Siena
Allerta truffe agli anziani
Truffò due anziani con la tristemente nota tecnica del finto carabiniere per sottrarre ori e contanti ma alla fine ha dovuto fare i conti con la giustizia. Condanna di due mesi, attraverso il patteggiamento, per un uomo originario della provincia di Napoli, che il 4 ottobre 2023 aveva preso di mira una coppia di signori anziani del Senese, riuscendo a mettere a segno il raggiro. Il modus operandi è stato lo stesso che ha mietuto decine e decine di vittime sul territorio e un po’ in tutta Italia. Prima la telefonata al numero fisso di casa che a nome di un finto maresciallo dei carabinieri informava i malcapitati di un presunto falso incidente o reato in cui erano coinvolti loro o dei parenti, poi poco dopo ecco il “delegato” presentarsi a casa per raccogliere denaro e gioielli, con la scusa che servivano per togliere “dai guai” le persone fintamente protagoniste di un fatto mai avvenuto.

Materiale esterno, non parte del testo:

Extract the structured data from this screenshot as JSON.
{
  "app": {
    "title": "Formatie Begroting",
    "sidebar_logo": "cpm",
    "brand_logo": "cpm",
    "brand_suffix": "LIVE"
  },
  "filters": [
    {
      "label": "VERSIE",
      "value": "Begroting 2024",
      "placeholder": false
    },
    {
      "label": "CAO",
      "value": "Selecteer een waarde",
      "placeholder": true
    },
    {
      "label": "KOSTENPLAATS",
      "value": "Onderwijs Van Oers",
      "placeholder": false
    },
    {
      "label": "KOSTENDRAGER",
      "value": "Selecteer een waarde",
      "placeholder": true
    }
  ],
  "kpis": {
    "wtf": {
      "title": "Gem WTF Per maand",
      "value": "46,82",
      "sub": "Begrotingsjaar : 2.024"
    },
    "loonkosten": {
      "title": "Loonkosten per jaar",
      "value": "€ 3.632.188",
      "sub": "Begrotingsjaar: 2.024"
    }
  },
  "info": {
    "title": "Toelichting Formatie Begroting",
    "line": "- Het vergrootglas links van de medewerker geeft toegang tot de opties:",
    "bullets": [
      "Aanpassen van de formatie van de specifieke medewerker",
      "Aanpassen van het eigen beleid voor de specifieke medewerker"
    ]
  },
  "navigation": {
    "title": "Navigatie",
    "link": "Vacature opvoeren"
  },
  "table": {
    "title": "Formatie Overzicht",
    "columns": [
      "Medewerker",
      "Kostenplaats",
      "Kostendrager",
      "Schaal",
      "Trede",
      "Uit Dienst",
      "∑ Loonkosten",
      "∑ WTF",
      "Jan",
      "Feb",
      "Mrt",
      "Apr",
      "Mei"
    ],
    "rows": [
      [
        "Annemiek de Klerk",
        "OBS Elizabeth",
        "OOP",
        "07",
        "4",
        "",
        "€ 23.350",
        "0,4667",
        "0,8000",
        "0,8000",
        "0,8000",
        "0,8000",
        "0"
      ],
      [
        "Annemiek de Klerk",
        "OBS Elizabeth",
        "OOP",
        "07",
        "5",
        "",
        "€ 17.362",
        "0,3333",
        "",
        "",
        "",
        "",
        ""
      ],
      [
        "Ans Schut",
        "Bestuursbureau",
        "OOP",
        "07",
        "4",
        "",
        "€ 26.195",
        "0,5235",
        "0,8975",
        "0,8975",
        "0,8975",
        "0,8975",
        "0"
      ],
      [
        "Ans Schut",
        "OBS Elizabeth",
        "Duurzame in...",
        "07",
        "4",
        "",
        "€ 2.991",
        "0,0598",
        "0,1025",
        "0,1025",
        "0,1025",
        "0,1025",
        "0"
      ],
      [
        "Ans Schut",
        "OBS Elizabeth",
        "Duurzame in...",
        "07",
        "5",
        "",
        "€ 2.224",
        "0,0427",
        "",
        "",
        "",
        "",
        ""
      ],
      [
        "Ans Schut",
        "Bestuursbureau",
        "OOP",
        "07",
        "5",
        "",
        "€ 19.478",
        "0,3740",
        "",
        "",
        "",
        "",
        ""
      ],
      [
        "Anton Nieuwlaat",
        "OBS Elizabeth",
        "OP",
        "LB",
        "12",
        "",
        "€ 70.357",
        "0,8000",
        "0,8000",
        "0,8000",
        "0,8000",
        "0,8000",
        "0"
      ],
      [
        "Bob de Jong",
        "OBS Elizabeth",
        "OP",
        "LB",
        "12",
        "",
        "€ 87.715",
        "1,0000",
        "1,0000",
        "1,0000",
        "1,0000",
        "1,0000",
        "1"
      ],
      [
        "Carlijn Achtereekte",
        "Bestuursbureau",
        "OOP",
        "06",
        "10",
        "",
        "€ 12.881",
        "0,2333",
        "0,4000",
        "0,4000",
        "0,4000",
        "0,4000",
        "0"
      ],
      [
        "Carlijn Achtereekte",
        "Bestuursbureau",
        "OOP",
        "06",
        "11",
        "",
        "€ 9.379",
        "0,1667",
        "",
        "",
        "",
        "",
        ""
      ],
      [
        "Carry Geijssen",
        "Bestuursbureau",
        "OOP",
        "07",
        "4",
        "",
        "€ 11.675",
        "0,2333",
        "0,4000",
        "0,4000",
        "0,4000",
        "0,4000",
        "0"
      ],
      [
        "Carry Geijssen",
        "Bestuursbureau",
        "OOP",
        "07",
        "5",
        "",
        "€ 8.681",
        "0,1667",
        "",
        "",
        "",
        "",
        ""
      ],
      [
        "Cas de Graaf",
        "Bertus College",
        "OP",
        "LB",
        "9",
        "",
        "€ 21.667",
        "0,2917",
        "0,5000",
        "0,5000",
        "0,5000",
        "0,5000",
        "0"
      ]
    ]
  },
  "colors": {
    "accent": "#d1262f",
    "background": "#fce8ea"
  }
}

Contando sulla paura e la confusione creatasi, i due anziani avevano messo nelle mani del campano 500 euro in contanti e dei monili, e il truffatore una volta incassato il maltolto si è dileguato. Ma a seguito di denuncia e della relativa indagine è stato identificato e infine rinviato a giudizio, finendo davanti al tribunale di Siena con l’accusa di truffa. Ieri in aula l’udienza è stata rapidissima, una pura formalità, dal momento che il giudice, Fabio Frangini, doveva ratificare soltanto il patteggiamento chiesto dalla difesa – e accordato dalla Procura – della durata di due mesi, in continuità con altre sentenze a suo carico. Rimangono sempre numerosi gli episodi in zona relativi alle truffe agli anziani, ma si ravvisano meno casi andati a segno e al contempo numerosi arresti e denunce da parte delle forze dell’ordine, grazie anche alla maggiore prontezza di riflessi delle vittime che più informate e sensibilizzate sui pericoli che corrono riescono ad accorgersi in tempo di chi hanno davanti e favoriscono l’intervento di carabinieri e polizia, teso a individuare e perseguire i malviventi.